Thanksgiving...a little late: I have a name

On Thanksgiving morning I slipped into the church about 10 minutes late, thinking, "It's a good thing I did not offer to read scripture this morning!"  Not exactly a thankful thought, but I was glad to be there.

It was a small group, as is usual for a holiday service.  Katrina was at the piano and accompanied all the hymns, and had a very nice piece during the offertory.   When did she grow up?


On November 14 we welcomed our grandson, Charlie John, into the world.  I sat and watched Katrina play the piano and remembered the look on Chuck's face as Ben told us the baby's name.  Thankfulness was certainly in my heart.

Katrina's mother and sister were seated in front of me.  I remembered Katrina as a little girl sharing her music in church, as many children do.  I watched her mother as I thought about Ben and Andrea choosing little Charlie's name.  I remembered choosing the names of each of our birth children.  I thought of the parents of our adopted children, and how they must have pondered names as they waited for those precious babies to be born.  I thought of Katrina's mother choosing her name, my parents choosing my name, my grandparents choosing the names of their children.

The choosing of a name seems to be so important when you are looking forward to the miracle of a birth.  It is the first gift you give the child, and you want it to be right.  You want a strong name, a name that the child will carry proudly, a name that will not cause ridicule, but will hopefully give the child an idea of how amazing and miraculous she/he is. 

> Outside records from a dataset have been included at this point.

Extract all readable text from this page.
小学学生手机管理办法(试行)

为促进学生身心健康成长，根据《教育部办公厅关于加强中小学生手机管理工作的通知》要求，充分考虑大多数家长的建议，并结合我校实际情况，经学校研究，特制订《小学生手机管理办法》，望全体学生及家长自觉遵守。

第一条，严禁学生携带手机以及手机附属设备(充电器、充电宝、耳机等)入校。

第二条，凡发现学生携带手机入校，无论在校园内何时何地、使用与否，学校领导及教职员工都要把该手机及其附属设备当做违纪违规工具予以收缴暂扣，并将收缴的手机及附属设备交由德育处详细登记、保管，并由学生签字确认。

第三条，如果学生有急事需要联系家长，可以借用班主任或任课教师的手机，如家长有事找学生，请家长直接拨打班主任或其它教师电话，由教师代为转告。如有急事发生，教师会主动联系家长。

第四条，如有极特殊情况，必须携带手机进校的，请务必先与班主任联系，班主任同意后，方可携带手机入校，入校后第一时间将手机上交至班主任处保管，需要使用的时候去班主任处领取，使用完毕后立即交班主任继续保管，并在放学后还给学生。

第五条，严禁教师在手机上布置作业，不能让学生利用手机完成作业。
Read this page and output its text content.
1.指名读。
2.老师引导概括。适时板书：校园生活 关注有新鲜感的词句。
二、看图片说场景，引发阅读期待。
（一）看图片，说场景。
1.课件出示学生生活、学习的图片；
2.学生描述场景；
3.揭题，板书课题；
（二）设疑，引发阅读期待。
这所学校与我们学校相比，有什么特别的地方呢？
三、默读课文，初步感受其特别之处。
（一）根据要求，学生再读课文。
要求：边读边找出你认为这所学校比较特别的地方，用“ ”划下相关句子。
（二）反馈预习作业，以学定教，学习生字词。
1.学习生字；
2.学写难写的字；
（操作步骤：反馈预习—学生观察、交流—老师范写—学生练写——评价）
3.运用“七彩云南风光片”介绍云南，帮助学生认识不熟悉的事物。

I wanted that.  My adoptive children's parents wanted that.  My parents wanted that.  My grandparents wanted that.

I looked around the group assembled there and it seemed like such a simple thing, yet so profound.  We have each been given a name full of hope and promise.  We have each been watched with curiosity to see whom we will become. 

I watched Katrina's mom as she watched Katrina.  I saw her joy in the talents of her daughter and I thought of the hopes and the joy I have with all of my children.  I thought of how each of them has developed, is developing.  I thought of the joy I have in them as they express their talents, overcome adversities, learn new things, continue to become who they are.

And I thought of God, who did not choose our name but who watched us grow inside of our mothers, who has numbered the hairs of our heads, and who knows our sitting down and our rising up and our thoughts from afar.  Maybe God also watches with joy, with curiosity as to whom we will yet become, and with hope that we will become our best selves, the miracles God has created us to be.

Comments

Melanie said…
Aunt Bev, this is beautiful. Thanks for sharing.